Several practical compromises have been explored: limited-memory quasi-Newton methods (L-BFGS), Hessian-free optimisation (Martens 2010), and Kronecker-factored approximations (K-FAC, Shampoo, SOAP, which we discuss in §10.7). For now, the dominant view is that storing curvature information per parameter as a diagonal, Adam's $v_t$, Shampoo's per-axis preconditioner, is the sweet spot of cost and benefit. Anything richer is rarely worth the engineering investment unless you operate at the very largest scales.

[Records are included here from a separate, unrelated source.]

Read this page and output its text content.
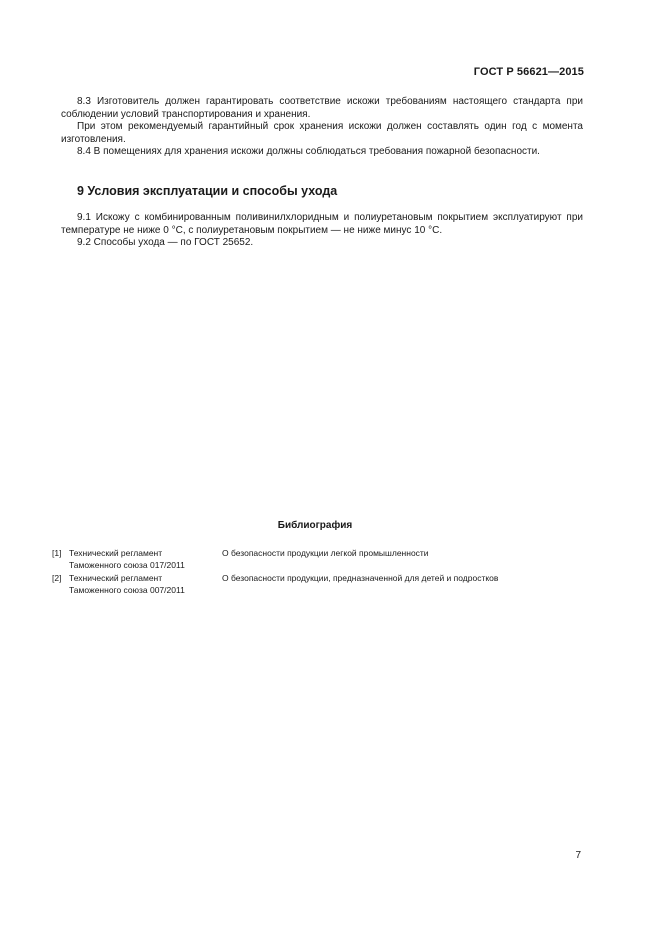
ГОСТ Р 56621—2015

8.3 Изготовитель должен гарантировать соответствие искожи требованиям настоящего стандарта при соблюдении условий транспортирования и хранения.

При этом рекомендуемый гарантийный срок хранения искожи должен составлять один год с момента изготовления.

8.4 В помещениях для хранения искожи должны соблюдаться требования пожарной безопасности.

9 Условия эксплуатации и способы ухода

9.1 Искожу с комбинированным поливинилхлоридным и полиуретановым покрытием эксплуатируют при температуре не ниже 0 °C, с полиуретановым покрытием — не ниже минус 10 °C.

9.2 Способы ухода — по ГОСТ 25652.

Библиография
[1] Технический регламент
Таможенного союза 017/2011
О безопасности продукции легкой промышленности
[2] Технический регламент
Таможенного союза 007/2011
О безопасности продукции, предназначенной для детей и подростков
7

A worked example: the Rosenbrock banana
To make the geometry concrete, consider the Rosenbrock function
$$L(x, y) = (1 - x)^2 + 100\, (y - x^2)^2,$$
a classical 2D test problem with a curved valley running through the parabola $y = x^2$ and a unique minimum at $(1, 1)$. The Hessian along the valley floor has eigenvalues that vary by orders of magnitude. At $(0, 0)$, the eigenvalues are approximately $(2, 200)$, giving a condition number of 100. Plain gradient descent oscillates wildly across the valley walls; momentum lets us coast along the valley floor; Nesterov tightens the corner. AdaGrad scales the two coordinates differently and effectively whitens the problem.
Running gradient descent from $(-1, 1)$ with learning rate $0.001$ takes around $20\,000$ iterations to reach $(1, 1)$ to four decimal places. With momentum $\mu = 0.9$, around $5\,000$. With Adam at default settings and $\eta = 0.05$, around $500$. The Rosenbrock function is contrived, but it captures, in two dimensions, the behaviour deep networks display in millions: ill-conditioned curvature, narrow valleys, and the dramatic improvements that better optimisers offer.

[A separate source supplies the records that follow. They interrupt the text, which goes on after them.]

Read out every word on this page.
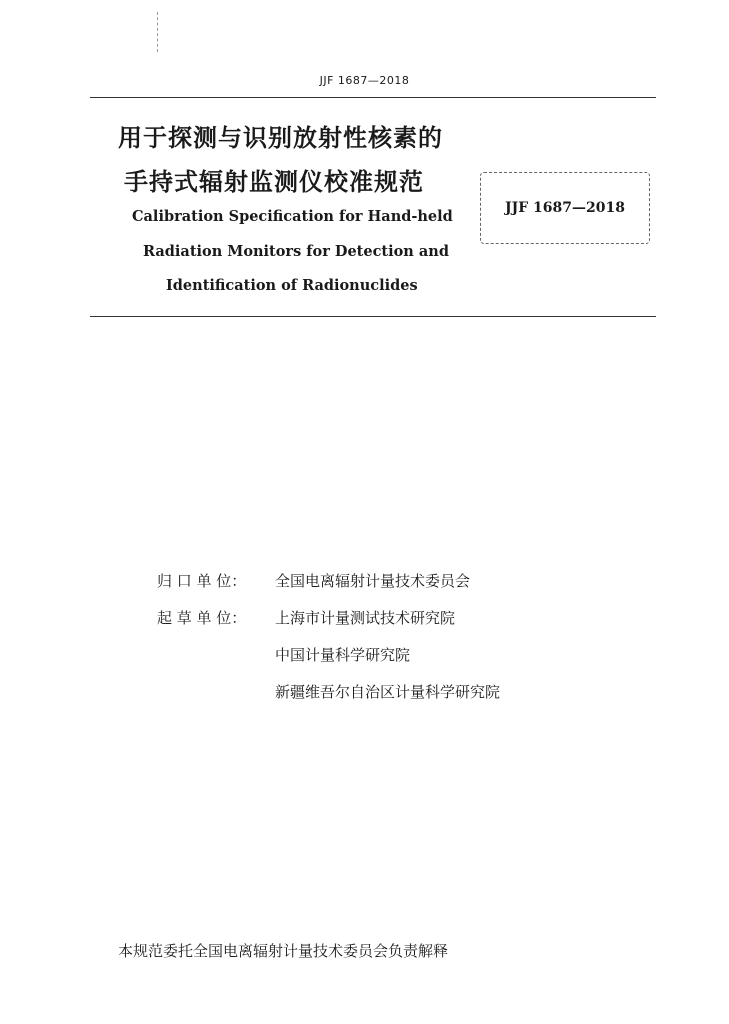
JJF 1687—2018
用于探测与识别放射性核素的
手持式辐射监测仪校准规范
Calibration Specification for Hand-held
Radiation Monitors for Detection and
Identification of Radionuclides
JJF 1687—2018
归 口 单 位： 全国电离辐射计量技术委员会
起 草 单 位： 上海市计量测试技术研究院
中国计量科学研究院
新疆维吾尔自治区计量科学研究院
本规范委托全国电离辐射计量技术委员会负责解释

The role of initialisation
Optimisation theory tells us where we end up given a starting point. It does not tell us how to choose the starting point. Initialisation is therefore as important as the optimiser. A bad initialisation (all zeros, all ones, large random values) fails not because the optimiser is bad but because the loss landscape is locally hostile to first-order methods.
The standard recipes are Xavier/Glorot initialisation (variance $2/(d_{\mathrm{in}} + d_{\mathrm{out}})$, designed to keep activation variances stable through linear+sigmoid layers) and He/Kaiming initialisation (variance $2/d_{\mathrm{in}}$, for ReLU networks). For Transformers, scaled initialisations like Megatron-style "small init" with standard deviation $\sigma = \sqrt{2/(5 d_{\mathrm{model}})}$ for residual-branch projections prevent activation magnitudes from blowing up with depth. The interaction between initialisation and the descent lemma is direct: initialisations that produce extreme activations correspond to large gradients, which violate any reasonable smoothness assumption and force tiny learning rates.